Janson assestò altri due calci al suo assalitore a terra, lasciandolo esanime. «Case!» gridò Janson. «Richiama i tuoi ragazzi. Ora avete una sola unità di posizionamento dinamico.»

Bruce Danforth diede l’ordine prima che Case potesse aprire bocca. «Sicurezza, fermi tutti. Nessuno si muova. Nessuno.» Con un sorriso tirato, aggiunse: «Tranne l’agente a volto coperto con la pistola. Ai suoi ordini, signore. Cosa vuole?».

Paul Janson ritornò nell’ombra. «Voglio che il presidente Poe termini il suo discorso. I giornalisti ascoltino con attenzione. La prego, continui, presidente.»

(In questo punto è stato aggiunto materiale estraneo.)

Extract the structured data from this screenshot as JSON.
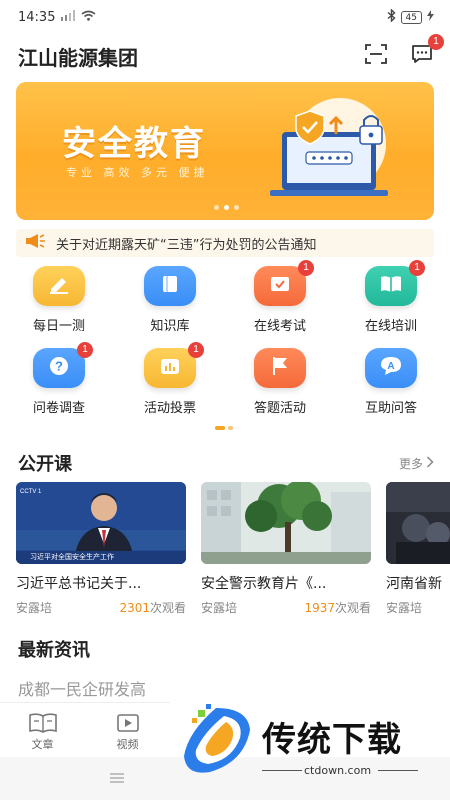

«Due» riprese Ferdinand Poe. «Mi compiaccio di annunciare che il vile tentativo messo in atto dall’ex dittatore Iboga per rovesciare il mio governo è stato sventato. Lo spargimento di sangue è stato minimo. Sono qui di fronte a voi vivo e vegeto, e l’ex dittatore è stato catturato.»

«Ucciso» lo corresse Janson.

«Ucciso» ripeté Poe. Si chinò per appoggiare il suo mitra a terra e si rialzò, mostrando le mani aperte. Janson sorrise. Aveva sostenuto un uomo vincente.

«Annuncio ai miei soldati e ai loro ufficiali, a tutti gli ufficiali, che il tempo della violenza di Iboga è finito per sempre. Ho anche il piacere di poter confermare il recupero di buona parte del tesoro sottratto da Iboga alle casse nazionali. Questa è una giornata memorabile per la Isle de Foree… ci sono domande?»

I giornalisti si voltarono a guardare nel punto in cui fino a poco prima c’era Janson e ora giaceva l’uomo della sicurezza con la camicia bianca, con una gamba piegata in un’angolazione innaturale. Poi si girarono di nuovo a guardare Poe, stupefatti. La giornalista che Janson ricordava di aver conosciuto in Afghanistan si riscosse per prima. «Lei definirebbe questa una fortunata coincidenza, oppure si è trovato per caso a bordo della Vulcan Queen quando è iniziato il tentativo di colpo di Stato?»

«Oh, molto fortunata, poiché non essendo presente non sono riusciti a farmi fuori.»

Tutti risero.

«Ma è stata anche una felice coincidenza» continuò Poe. «Perché, quando è giunta la notizia della resa di Iboga, noi stavamo già festeggiando la firma del nuovo accordo per i diritti di sfruttamento con i dirigenti della American Synergy Corporation, i quali con grande generosità permetteranno ad altre compagnie petrolifere di partecipare allo sviluppo dei favolosi giacimenti della Isle de Foree. Verrà creato un consorzio, e i ministri della nostra isola faranno parte del consiglio di amministrazione.»

Ferdinand Poe tese una mano piena di cicatrici a Kingsman Helms, il quale la strinse con un sorriso tirato, simile a un ghigno.

Janson non staccava lo sguardo dalla faccia di Doug Case, mentre i giornalisti attorniavano Poe e Helms. In tutta sincerità non avrebbe assolutamente saputo dire cosa Doug stesse pensando in quel momento.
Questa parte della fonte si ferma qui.